Cinnamon From China


There is still a great deal of ambiguity surrounding the huge range of cinnamon types and their culinary use. This post will teach you all you need to know about cooking with Chinese cinnamon.

What Is Cinnamon in China?

Cinnamon is a spice derived from the dried and fermented bark of trees in the laurel family, which is harvested, dried, and ground into a powder.

However, a variety of trees can produce this bark, and the scent and chemical content of the finished products can vary widely.

Commercially, Cinnamomum cassia, or Chinese cinnamon, is the most common and widely available variety of cinnamon in the United States and East Asia. If you’re in China, it’s called guo pi () or, more commonly, Rù Guo ().

China is the home of the cassia tree. Other East Asian countries have it, too. In the United States, Indonesian cinnamon accounts for most of the supply.

Apple pie with cinnamon rolls may conjure up images of cinnamon. Cinnamon is mostly produced in Indonesia, China, Vietnam, and Sri Lanka, which account for 99 percent of the global supply.

Because the FDA does not closely monitor cinnamon sourcing and manufacture, it can be difficult to know which cinnamon you’re purchasing.
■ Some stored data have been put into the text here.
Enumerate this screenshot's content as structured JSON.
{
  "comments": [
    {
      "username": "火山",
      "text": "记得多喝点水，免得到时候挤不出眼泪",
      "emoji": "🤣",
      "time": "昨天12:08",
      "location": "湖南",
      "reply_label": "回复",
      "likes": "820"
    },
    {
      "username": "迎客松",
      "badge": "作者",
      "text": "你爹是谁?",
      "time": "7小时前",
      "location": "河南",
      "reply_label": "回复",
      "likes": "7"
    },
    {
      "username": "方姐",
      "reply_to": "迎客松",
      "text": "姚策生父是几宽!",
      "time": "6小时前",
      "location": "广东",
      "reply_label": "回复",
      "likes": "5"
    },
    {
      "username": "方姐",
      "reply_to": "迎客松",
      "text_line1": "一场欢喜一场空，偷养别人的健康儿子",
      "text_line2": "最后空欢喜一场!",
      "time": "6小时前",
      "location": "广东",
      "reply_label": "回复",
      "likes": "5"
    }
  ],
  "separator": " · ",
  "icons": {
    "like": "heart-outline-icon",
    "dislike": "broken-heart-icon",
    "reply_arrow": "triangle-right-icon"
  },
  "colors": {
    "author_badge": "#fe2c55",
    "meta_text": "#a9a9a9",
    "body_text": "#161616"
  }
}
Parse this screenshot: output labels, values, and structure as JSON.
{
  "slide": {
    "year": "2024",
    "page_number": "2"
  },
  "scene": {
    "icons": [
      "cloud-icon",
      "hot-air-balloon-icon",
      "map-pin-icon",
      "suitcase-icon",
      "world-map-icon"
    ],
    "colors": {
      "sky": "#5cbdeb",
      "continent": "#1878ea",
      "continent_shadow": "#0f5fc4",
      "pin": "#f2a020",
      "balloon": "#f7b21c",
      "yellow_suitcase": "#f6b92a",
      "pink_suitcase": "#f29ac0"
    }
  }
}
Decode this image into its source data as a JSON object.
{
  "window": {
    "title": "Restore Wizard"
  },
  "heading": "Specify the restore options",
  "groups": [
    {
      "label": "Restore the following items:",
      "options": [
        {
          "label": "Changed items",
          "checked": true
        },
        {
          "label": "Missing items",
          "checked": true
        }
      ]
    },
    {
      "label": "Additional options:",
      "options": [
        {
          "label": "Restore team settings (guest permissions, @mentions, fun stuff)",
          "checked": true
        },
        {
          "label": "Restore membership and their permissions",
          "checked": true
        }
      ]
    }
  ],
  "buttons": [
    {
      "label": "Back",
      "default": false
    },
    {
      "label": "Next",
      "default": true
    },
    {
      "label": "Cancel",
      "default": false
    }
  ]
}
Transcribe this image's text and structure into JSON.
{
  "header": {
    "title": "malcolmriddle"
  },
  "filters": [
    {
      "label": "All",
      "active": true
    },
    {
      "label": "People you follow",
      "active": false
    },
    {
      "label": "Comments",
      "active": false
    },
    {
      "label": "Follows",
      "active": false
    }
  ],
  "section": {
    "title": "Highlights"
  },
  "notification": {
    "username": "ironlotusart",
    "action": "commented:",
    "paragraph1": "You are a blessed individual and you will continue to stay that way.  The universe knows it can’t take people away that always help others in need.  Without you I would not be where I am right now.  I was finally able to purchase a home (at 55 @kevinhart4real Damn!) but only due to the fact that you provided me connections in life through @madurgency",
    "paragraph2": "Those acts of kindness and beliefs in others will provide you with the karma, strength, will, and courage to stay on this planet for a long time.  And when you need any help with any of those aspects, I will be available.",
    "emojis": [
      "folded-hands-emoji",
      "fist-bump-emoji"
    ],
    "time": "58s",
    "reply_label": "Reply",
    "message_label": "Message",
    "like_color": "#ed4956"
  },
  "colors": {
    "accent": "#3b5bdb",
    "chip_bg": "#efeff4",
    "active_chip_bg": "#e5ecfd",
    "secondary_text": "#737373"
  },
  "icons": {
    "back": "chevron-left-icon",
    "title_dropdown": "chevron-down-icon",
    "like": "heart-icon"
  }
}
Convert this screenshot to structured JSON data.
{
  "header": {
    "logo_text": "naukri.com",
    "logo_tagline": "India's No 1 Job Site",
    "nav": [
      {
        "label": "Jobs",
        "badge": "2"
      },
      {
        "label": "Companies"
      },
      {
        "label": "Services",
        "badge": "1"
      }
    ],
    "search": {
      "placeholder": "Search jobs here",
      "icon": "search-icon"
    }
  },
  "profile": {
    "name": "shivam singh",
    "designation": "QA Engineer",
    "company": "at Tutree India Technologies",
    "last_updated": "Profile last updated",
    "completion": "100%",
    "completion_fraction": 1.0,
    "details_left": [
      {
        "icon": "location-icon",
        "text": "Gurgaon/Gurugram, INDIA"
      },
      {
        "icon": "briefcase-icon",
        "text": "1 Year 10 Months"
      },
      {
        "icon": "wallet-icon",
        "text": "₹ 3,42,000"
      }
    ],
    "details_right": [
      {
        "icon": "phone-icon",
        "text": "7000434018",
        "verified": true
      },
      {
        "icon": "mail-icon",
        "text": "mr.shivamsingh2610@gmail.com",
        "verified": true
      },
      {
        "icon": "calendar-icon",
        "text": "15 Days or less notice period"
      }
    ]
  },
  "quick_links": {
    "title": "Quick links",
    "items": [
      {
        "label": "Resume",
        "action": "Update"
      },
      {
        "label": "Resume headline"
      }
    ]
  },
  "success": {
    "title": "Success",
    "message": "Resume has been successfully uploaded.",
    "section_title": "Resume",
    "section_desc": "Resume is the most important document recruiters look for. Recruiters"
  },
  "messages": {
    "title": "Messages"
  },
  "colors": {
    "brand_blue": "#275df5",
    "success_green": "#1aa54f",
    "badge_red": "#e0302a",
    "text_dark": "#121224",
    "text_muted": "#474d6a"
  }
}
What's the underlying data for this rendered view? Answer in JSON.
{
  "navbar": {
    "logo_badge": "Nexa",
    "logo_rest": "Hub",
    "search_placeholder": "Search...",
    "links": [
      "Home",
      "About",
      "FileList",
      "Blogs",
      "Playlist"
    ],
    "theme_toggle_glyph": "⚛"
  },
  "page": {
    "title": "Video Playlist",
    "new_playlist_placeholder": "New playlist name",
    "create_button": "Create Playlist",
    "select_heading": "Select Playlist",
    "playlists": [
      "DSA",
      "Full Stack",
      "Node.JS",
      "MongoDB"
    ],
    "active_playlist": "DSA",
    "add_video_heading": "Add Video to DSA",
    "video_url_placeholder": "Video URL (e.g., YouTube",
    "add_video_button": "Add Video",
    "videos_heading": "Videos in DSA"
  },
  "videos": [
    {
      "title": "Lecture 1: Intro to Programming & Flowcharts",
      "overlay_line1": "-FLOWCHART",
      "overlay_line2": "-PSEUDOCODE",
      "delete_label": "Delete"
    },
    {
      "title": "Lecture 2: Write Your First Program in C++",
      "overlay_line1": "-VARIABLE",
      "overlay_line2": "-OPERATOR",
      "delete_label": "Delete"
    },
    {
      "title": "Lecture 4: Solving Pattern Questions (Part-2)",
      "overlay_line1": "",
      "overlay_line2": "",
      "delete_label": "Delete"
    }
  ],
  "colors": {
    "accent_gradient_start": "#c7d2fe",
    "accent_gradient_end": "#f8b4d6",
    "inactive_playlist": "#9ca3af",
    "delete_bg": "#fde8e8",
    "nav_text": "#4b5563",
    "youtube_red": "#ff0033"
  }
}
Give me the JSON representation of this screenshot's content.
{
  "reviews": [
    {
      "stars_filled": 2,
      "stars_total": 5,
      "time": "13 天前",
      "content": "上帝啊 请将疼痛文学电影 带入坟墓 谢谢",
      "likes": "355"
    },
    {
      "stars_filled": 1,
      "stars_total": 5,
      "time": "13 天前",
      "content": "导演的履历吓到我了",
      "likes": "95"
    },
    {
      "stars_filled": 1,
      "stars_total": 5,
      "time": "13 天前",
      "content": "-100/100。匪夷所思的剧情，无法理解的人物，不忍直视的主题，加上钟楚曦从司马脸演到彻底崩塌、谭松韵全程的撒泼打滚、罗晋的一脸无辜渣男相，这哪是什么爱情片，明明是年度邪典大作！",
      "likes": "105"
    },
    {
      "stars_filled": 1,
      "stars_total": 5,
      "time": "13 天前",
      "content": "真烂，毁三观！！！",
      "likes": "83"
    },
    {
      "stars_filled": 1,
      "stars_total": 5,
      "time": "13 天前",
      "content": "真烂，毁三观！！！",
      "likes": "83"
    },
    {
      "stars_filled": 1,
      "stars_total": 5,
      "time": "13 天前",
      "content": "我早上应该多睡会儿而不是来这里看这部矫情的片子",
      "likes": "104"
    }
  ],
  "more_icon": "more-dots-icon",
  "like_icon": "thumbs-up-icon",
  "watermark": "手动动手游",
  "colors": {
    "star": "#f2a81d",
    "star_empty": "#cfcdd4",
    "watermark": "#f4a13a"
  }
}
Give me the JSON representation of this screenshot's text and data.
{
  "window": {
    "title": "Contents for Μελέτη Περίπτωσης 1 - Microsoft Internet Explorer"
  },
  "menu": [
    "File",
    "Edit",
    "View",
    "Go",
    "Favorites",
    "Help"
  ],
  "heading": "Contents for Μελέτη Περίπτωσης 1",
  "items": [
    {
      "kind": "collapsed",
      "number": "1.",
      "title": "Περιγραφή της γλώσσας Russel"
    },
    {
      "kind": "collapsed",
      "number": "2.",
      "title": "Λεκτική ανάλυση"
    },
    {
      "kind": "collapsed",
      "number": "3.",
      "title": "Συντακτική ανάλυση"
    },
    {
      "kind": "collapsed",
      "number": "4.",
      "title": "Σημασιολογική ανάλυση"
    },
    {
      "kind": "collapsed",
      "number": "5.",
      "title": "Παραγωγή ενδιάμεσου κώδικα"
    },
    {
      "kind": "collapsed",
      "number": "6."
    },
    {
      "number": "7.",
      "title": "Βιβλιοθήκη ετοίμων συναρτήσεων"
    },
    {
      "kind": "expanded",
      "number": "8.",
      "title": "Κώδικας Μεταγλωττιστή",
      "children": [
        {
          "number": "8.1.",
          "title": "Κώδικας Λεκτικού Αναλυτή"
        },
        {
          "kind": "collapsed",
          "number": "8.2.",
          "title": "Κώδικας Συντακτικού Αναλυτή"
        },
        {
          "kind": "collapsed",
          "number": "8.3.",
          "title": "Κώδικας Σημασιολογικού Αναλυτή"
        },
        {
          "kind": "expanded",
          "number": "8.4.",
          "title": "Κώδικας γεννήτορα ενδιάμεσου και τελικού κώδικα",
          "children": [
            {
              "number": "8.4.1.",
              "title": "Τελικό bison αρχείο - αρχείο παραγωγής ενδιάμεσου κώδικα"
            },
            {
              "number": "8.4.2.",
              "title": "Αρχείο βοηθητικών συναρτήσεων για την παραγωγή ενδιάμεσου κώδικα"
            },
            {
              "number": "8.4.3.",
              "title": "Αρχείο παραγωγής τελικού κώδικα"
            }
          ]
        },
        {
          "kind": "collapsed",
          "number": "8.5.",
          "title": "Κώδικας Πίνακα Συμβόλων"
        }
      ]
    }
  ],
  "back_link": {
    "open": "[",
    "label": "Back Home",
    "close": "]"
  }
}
Cinnamomum zeylanicum, or Ceylon cinnamon, is endemic to Sri Lanka and widely utilized.

Cerylon Cinnamon vs. Cassia

Cassia appears more like tree bark than Ceylon because it is thicker, coarser, and grayish-brown in color. Also, Cassia has a more intense flavor and the spicy, bittersweet scent that many people associate with cinnamon. More fragrant and delicate in flavor, Ceylon has a more pronounced aroma than its neighbor, India.

The twig-like “quills” that cassia and ceylon produce may usually be used to tell them apart.

Cassia cinnamon’s dry bark forms thick, scroll-like portions as it curls inward from both sides. Ceylon cinnamon is a lighter golden-brown and has a smooth, brittle spiral structure.

Cassia cinnamon sold in Chinese stores is also packed differently than the variety found in most Western spice cabinets.

When a tree is young, the inner bark produces cinnamon sticks with tightly coiled quills, which most people are familiar with.

Asian grocery stores, on the other hand, sell thicker and older cinnamon. Small slices of twigs (guozhu) are the most common form of this ingredient. However, thicker pieces (ru gu) with a visible outer “skin” that resembles tree bark are more widely purchased.


A little Chinese cinnamon goes a long way when it comes to enhancing the flavor of a dish. Cooking with it is essential for both savory and sweet Chinese meals.

In contrast to Western culinary traditions, where cinnamon is more commonly used in baking and pastries, Asian cuisine uses it more frequently in savory dishes.

It’s possible that it was the first spice used in Chinese cuisine. As a jerky spice and preserver, it was highly prized in China’s ancient past.

Many Chinese cuisines benefit from the well-balanced flavors of Five Spice Powder, which contains Chinese cinnamon as one of its primary constituents. Learn more about Five Spice Powder by reading our article.

Braises, stir-fries, and stews can benefit from a dash of Chinese cinnamon. A cinnamon stick adds a subtle sweetness to offset the savory flavors of other ingredients, resulting in a more complex flavor and scent.

To achieve a more delicate flavor, most of the savory recipes on our blog that call for cinnamon ask for cinnamon sticks or big pieces rather than ground cinnamon.

Are there any benefits to eating cinnamon? Cinnamon’s health advantages may be found on nearly every wellness website nowadays. There is evidence that it can be used to treat inflammatory and bacterial conditions, among other purposes.

Cinnamon has been used in Traditional Chinese Medicine (TCM) for thousands of years, even though we aren’t nutritionists or doctors.

It has been used to treat several diseases, from nausea to joint pain, thanks to its powerful yang, or warming properties.


There are wide varieties of cinnamon in the United States, but Cassia is the most common and cheap. Is it possible that you already have it in your pantry? The thick bark of Chinese cinnamon, on the other hand, is something you won’t be able to find at your local supermarket.

Cassia bark can be stored for up to four years in an airtight container, free from light and moisture. When it comes to cinnamon, ground cinnamon has a shorter shelf life than the powdered form.


If you cannot locate Chinese cinnamon bark, also known as ru gu, as we do in our recipes, you can use normal cinnamon sticks, which are more readily available.